How to Shift a Sponsor’s Mindset on Measurement

CrowbarI recently referenced a major Australian sporting organisation in an opinion piece in The Australian newspaper. My comments were about how they were promoting their recent hire of a company that “measures sponsorship 24/7” – basically using software to register logo exposure and put a value on it.

My opinion is very firmly in the category of “Wow, that is old school”. Their response was more or less that they had contracted to provide that information to their sponsors and that it formed an important part of the sponsorship assessment.

My response to their response is, “Wow, that is old school.” The problem is that the situation of sponsors expecting that kind of report is not nearly as uncommon as it should be, and indicate an entire sales and servicing process that are a long way from current.

Fortunately, if you’re in that situation, it’s not that difficult to change both your approach and the sponsor’s mindset around what constitutes a meaningful result and how to measure it. I’ve worked with sponsees to effect that mindset shift with hundreds of sponsors over the years, and this is the approach we take:

Sell meaning, not eyeballs

The issue with expecting a report outlining the value of media exposure usually starts during the sales process. If you sell on the basis of logo exposure, they’ll expect you to prove how much exposure they received. You are, in a sense, making a rod for your own back.

The major problem is that logo exposure is one of the lowest value benefits of a sponsorship and has no correlation with changing perceptions or behaviours around a brand – what marketing is all about. By making exposure a focal point of a sale, and a focal point of measurement, you are de-emphasising the consumer-centric leverage that will deliver the real results for the brand.

Instead of selling exposure as a major benefit, focus on what your property means to the fans, and their relationship to it. Show the potential sponsor how they can add value to the fan experience and align with the passions and priorities of the fans, driving returns against their real marketing objectives.

Some suggested reading:

Educate the sponsors

As sophisticated as sponsorship has become, there will always be a few stalwart sponsors who are either misguided about how sponsorship works or too overworked to care.

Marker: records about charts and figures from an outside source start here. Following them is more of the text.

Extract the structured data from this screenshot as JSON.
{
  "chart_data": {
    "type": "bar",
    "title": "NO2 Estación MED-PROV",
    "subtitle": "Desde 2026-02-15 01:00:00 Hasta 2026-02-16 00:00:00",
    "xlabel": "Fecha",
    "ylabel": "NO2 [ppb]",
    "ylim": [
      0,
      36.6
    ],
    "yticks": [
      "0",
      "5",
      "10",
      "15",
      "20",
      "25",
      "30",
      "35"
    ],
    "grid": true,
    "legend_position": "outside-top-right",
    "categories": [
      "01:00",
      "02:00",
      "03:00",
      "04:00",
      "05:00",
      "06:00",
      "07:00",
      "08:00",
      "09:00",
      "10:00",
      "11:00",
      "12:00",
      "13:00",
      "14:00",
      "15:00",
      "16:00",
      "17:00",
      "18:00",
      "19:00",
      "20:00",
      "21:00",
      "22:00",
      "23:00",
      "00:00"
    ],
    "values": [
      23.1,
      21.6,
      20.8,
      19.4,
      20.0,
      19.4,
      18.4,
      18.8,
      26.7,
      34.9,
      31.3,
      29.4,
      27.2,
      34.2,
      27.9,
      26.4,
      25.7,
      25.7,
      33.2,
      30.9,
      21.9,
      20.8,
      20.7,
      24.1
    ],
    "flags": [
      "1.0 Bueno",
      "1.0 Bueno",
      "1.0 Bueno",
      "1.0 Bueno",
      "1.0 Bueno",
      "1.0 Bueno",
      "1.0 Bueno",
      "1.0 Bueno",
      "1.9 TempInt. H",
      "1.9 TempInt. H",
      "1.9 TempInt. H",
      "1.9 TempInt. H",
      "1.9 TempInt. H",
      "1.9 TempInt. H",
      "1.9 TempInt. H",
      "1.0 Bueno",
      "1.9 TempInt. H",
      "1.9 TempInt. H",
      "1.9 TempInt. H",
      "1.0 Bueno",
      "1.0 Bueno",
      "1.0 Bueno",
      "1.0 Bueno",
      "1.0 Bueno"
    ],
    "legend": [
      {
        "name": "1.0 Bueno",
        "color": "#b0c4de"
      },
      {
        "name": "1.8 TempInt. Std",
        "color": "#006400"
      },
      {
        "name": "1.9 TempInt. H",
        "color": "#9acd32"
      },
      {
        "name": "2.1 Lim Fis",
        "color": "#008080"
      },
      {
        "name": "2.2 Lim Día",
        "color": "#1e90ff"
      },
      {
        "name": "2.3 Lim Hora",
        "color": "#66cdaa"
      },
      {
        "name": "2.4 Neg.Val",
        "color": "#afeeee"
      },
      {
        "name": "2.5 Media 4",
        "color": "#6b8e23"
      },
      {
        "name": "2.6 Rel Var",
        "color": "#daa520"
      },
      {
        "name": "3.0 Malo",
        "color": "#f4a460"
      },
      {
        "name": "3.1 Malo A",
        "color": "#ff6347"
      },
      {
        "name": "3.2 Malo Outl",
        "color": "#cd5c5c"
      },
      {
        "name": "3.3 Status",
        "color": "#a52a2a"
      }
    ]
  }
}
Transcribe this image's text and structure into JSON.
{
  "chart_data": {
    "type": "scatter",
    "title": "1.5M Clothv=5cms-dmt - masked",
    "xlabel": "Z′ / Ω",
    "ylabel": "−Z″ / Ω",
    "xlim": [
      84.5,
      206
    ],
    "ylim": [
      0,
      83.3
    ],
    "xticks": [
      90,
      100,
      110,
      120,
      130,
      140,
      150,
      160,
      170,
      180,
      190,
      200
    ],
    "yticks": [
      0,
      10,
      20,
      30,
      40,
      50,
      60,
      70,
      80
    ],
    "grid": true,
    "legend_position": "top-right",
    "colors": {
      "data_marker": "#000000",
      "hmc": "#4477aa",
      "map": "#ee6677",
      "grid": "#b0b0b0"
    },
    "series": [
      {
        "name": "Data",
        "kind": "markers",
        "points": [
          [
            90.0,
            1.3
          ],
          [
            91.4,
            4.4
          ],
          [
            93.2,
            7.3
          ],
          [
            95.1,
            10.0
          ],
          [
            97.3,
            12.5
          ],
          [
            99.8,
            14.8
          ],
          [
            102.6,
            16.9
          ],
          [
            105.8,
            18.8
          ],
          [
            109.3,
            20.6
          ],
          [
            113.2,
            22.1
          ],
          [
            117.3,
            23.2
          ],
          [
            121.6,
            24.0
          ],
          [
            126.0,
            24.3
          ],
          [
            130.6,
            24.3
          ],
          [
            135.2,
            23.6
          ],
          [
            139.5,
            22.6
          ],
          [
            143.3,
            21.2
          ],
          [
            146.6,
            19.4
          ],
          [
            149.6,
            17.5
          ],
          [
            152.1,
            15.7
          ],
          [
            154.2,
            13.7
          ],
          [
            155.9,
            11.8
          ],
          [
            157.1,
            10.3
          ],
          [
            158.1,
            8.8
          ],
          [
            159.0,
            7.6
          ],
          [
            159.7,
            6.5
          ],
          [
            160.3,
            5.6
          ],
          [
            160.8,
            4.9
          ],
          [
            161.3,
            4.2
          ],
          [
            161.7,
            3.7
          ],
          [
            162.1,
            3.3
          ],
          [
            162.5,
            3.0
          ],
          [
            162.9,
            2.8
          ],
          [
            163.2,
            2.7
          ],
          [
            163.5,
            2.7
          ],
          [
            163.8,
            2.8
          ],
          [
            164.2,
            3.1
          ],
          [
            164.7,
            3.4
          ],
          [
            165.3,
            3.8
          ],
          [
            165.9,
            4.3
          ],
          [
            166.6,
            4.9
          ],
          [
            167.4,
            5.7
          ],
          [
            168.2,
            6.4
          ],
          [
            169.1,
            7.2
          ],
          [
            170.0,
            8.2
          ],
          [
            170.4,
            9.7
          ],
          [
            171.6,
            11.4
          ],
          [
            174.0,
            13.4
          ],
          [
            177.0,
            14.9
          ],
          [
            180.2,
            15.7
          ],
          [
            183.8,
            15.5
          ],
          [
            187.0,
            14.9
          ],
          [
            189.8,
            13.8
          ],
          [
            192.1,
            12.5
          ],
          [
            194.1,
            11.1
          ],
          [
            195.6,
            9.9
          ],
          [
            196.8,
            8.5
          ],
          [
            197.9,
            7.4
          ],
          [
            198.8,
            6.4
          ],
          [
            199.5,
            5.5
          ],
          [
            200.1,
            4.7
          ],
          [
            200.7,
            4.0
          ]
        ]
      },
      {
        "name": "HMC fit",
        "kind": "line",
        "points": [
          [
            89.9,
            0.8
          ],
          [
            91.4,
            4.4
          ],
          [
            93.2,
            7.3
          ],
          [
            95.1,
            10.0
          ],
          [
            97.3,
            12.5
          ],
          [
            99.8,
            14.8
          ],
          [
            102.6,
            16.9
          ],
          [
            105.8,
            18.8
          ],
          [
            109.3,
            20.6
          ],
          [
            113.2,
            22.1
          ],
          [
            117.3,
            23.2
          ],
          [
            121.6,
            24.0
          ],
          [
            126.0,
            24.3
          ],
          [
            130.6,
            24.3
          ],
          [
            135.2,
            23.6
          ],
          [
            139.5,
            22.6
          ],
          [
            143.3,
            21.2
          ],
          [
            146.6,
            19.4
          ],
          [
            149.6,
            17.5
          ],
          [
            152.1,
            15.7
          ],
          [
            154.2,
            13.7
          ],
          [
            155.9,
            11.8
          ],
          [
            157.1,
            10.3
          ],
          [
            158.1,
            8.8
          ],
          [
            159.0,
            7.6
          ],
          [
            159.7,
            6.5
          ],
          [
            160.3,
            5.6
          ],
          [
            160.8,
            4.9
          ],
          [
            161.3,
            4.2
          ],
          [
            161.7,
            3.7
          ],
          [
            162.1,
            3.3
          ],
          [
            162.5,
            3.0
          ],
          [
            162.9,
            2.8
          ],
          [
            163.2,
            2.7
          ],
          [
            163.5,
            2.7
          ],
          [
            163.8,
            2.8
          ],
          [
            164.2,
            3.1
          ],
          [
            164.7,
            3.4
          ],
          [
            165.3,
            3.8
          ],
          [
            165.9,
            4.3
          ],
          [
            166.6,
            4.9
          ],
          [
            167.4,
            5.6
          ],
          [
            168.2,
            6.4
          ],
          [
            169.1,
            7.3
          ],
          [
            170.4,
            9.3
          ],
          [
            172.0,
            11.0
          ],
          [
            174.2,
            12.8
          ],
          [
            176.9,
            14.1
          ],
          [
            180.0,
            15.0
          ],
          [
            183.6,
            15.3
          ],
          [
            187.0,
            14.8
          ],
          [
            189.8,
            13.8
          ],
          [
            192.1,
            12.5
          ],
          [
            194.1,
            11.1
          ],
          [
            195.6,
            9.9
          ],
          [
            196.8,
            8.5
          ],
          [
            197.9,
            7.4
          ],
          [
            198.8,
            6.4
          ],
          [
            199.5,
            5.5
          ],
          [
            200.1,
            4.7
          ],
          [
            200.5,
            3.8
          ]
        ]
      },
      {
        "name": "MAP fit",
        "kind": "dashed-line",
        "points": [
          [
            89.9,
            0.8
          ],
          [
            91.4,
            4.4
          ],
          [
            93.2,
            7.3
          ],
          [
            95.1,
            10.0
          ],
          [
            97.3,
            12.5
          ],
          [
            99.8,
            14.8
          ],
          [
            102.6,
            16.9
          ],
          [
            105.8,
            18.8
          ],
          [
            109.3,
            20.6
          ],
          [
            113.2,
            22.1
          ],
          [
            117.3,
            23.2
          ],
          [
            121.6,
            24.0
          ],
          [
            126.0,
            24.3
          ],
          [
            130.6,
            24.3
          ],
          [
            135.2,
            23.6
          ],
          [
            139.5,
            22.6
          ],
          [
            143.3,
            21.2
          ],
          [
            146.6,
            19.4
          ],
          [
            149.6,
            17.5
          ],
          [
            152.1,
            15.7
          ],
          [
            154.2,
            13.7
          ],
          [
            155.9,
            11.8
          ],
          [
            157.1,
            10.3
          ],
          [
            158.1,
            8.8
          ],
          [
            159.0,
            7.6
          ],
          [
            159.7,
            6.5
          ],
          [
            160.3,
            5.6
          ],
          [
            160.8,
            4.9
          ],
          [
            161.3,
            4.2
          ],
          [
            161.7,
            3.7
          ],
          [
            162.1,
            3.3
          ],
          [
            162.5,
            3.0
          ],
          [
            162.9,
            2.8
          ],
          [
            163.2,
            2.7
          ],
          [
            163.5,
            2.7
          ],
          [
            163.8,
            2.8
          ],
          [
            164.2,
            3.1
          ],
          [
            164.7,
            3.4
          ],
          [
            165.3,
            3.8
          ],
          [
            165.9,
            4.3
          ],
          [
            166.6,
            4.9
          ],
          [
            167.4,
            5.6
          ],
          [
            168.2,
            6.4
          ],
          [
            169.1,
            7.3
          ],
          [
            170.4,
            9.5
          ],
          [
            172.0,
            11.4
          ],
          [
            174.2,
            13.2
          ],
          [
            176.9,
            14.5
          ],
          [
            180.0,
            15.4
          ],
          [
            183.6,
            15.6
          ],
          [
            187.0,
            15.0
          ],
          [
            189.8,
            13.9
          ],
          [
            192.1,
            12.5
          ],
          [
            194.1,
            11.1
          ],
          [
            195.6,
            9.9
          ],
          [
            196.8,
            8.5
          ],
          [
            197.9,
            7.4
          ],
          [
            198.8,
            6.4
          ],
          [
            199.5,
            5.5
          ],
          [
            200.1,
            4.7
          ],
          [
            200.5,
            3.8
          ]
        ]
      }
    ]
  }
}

For them, logo exposure seems like a huge, easy benefit and measuring it like the obvious answer.

Rather than buying (or selling) into that mindset, I strongly suggest that sponsees undertake to educate their sponsors. Many sponsees of all sizes and types are providing their sponsors with education on both leveraging their sponsorships for great results and measuring those results properly. They find that sponsors are more creative, get much better results, tend to be easier to renew and renew at a higher dollar value, and take responsibility for their own measurement.

Doesn’t that sound better than counting on hitting your targets from an ever-shrinking pool of sponsors who buy into first generation, exposure-based offers?

Some suggested reading:

Be a good partner

I hate to say it, but sometimes sponsors want those reports because they think it’s the only way they will ever be able to hold a sponsee accountable. This is usually a symptom of a sponsor not trusting the sponsee to do what they promised, rather than an attempt at actual measurement of the sponsorship.

In addition to ensuring you aren’t selling exposure as a major benefit and educating your sponsors about how to make the most of their sponsorships and measure them, just be a good partner. Be flexible. Understand the sponsor and help them find great leverage ideas. Don’t sell at the highest level, then flick the sponsorship to a junior to admin.

If you take these steps, the requirement for any kind of exposure report will reduce in importance to becoming completely unnecessary over the course of a couple of years.